We have fields less than five minutes from our house which are a favourite walking spot. The problem is they are either boggy grass or ploughed, cloggy soil which means even as the weather gets warmer there is still plenty of dirt around.
We are also off for a seaside holiday soon and despite his adversity for water I suspect Zippy will absolutely love chasing around in the waves as they crash onto the shore.
Thankfully we are now fully prepared and Zippy seems to enjoy wearing his Ruff and tumble drying coat. It will come in very handy at the beach.

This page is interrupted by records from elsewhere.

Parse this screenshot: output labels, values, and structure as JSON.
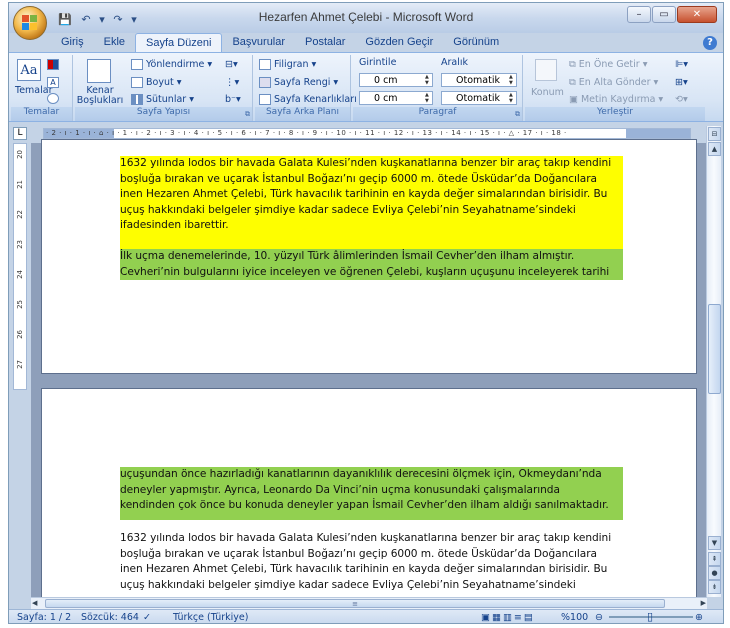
{
  "window": {
    "title": "Hezarfen Ahmet Çelebi - Microsoft Word",
    "controls": [
      "–",
      "▭",
      "✕"
    ]
  },
  "quick_access": [
    "💾",
    "↶",
    "▾",
    "↷",
    "▾"
  ],
  "tabs": [
    "Giriş",
    "Ekle",
    "Sayfa Düzeni",
    "Başvurular",
    "Postalar",
    "Gözden Geçir",
    "Görünüm"
  ],
  "active_tab": "Sayfa Düzeni",
  "ribbon": {
    "temalar": {
      "button": "Temalar",
      "label": "Temalar"
    },
    "sayfa_yapisi": {
      "label": "Sayfa Yapısı",
      "kenar": "Kenar Boşlukları",
      "yonlendirme": "Yönlendirme",
      "boyut": "Boyut",
      "sutunlar": "Sütunlar"
    },
    "sayfa_arka_plani": {
      "label": "Sayfa Arka Planı",
      "filigran": "Filigran",
      "sayfa_rengi": "Sayfa Rengi",
      "kenarliklar": "Sayfa Kenarlıkları"
    },
    "paragraf": {
      "label": "Paragraf",
      "girintile": "Girintile",
      "aralik": "Aralık",
      "left_indent": "0 cm",
      "right_indent": "0 cm",
      "before": "Otomatik",
      "after": "Otomatik"
    },
    "yerlestir": {
      "label": "Yerleştir",
      "konum": "Konum",
      "on": "En Öne Getir",
      "arka": "En Alta Gönder",
      "kaydirma": "Metin Kaydırma"
    }
  },
  "ruler": {
    "horizontal": "· 2 · ı · 1 · ı · ⌂ · ı · 1 · ı · 2 · ı · 3 · ı · 4 · ı · 5 · ı · 6 · ı · 7 · ı · 8 · ı · 9 · ı · 10 · ı · 11 · ı · 12 · ı · 13 · ı · 14 · ı · 15 · ı · △ · 17 · ı · 18 ·",
    "vertical": [
      "20",
      "21",
      "22",
      "23",
      "24",
      "25",
      "26",
      "27"
    ]
  },
  "page1": {
    "yellow": [
      "1632 yılında lodos bir havada Galata Kulesi’nden kuşkanatlarına benzer bir araç takıp kendini",
      "boşluğa bırakan ve uçarak İstanbul Boğazı’nı geçip 6000 m. ötede Üsküdar’da Doğancılara",
      "inen Hezaren Ahmet Çelebi, Türk havacılık tarihinin en kayda değer simalarından birisidir. Bu",
      "uçuş hakkındaki belgeler şimdiye kadar sadece Evliya Çelebi’nin Seyahatname’sindeki",
      "ifadesinden ibarettir."
    ],
    "green": [
      "İlk uçma denemelerinde, 10. yüzyıl Türk âlimlerinden İsmail Cevher’den ilham almıştır.",
      "Cevheri’nin bulgularını iyice inceleyen ve öğrenen Çelebi, kuşların uçuşunu inceleyerek tarihi"
    ]
  },
  "page2": {
    "green": [
      "uçuşundan önce hazırladığı kanatlarının dayanıklılık derecesini ölçmek için, Okmeydanı’nda",
      "deneyler yapmıştır. Ayrıca, Leonardo Da Vinci’nin uçma konusundaki çalışmalarında",
      "kendinden çok önce bu konuda deneyler yapan İsmail Cevher’den ilham aldığı sanılmaktadır."
    ],
    "white": [
      "1632 yılında lodos bir havada Galata Kulesi’nden kuşkanatlarına benzer bir araç takıp kendini",
      "boşluğa bırakan ve uçarak İstanbul Boğazı’nı geçip 6000 m. ötede Üsküdar’da Doğancılara",
      "inen Hezaren Ahmet Çelebi, Türk havacılık tarihinin en kayda değer simalarından birisidir. Bu",
      "uçuş hakkındaki belgeler şimdiye kadar sadece Evliya Çelebi’nin Seyahatname’sindeki"
    ]
  },
  "status": {
    "page": "Sayfa: 1 / 2",
    "words": "Sözcük: 464",
    "language": "Türkçe (Türkiye)",
    "zoom": "%100"
  }
}
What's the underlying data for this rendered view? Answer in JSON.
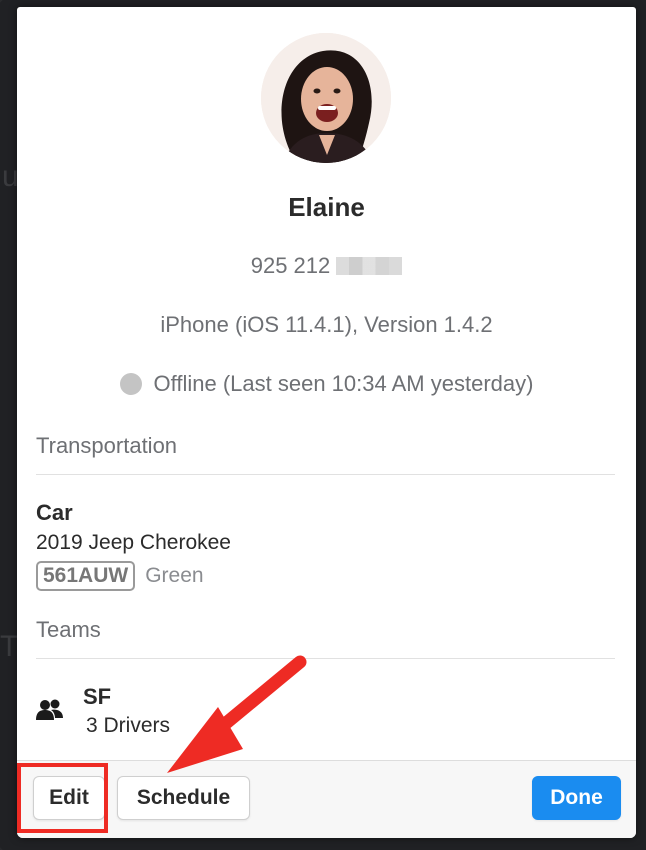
{
  "profile": {
    "name": "Elaine",
    "phone_visible": "925 212",
    "device": "iPhone (iOS 11.4.1), Version 1.4.2",
    "status": "Offline (Last seen 10:34 AM yesterday)"
  },
  "transportation": {
    "section_title": "Transportation",
    "type": "Car",
    "model": "2019 Jeep Cherokee",
    "plate": "561AUW",
    "color": "Green"
  },
  "teams": {
    "section_title": "Teams",
    "items": [
      {
        "name": "SF",
        "count": "3 Drivers"
      }
    ]
  },
  "footer": {
    "edit_label": "Edit",
    "schedule_label": "Schedule",
    "done_label": "Done"
  },
  "colors": {
    "primary": "#1a8cf0",
    "annotation": "#ee2b24",
    "status_offline": "#c4c4c4"
  },
  "icons": {
    "team": "people-icon",
    "status": "status-dot-icon"
  }
}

We have also found the Ruff and Tumble drying mitts extremely useful and Zippy thinks it is a brilliant game to have his feet and body rubbed by two mittens. He leans into me as I get the mittens out, rather than running away, and thinks I am playing with him as I scrub the mud off. The mittens are also great for shoving in a pocket and much more mobile than an old towel.
We are really excited about taking Zippy on his first staycation and hopefully now he is a little older at seven months, he will travel better. He used to be a quivering wreck in the boot, slobbering away, refusing to sit down and throwing up every 30 minutes.
But now we have covers on the back seat so he can sit between the children, clipped in on a harness and he is happy to lie down and snooze. We managed two hours the other weekend with no vomiting so fingers crossed that a three hour drive to Somerset is puke free.
We have tried the hormonal calming sprays and travelling on an empty stomach but neither of those tactics made any difference. As a slightly anxious dog, who has some separation anxiety, sitting in the boot just did not suit him. Fortunately our kids are small enough at age nine and six to accommodate a dog between them in the car. Although we do still have a sick bucket to hand - just in case.
Talking of anxiety, last month Zippy was still struggling to sleep through the whole night without whining because he was on his own in the crate downstairs (which was underneath our bedroom).
We decided to move him to a different room so he wouldn't disturb us or the neighbours so much and he actually much preferred it.
Instead of putting him to bed in the crate in the living next to the fire, we now have the crate in the utility room. At bedtime he goes out for a wee and then trots happily into the utility room and into his crate.
We have stopped using the baby monitor to shush him as he is no longer whining in the night. It seems that going to sleep in a smaller room dedicated to him (it's where his food, treats and toys are kept) is more comforting than being left alone in a big living room. Like us he likes going to his 'bedroom' at night.
We are still working things out along the way and often hit upon a solution by accident but each month Zippy is becoming more and more settled.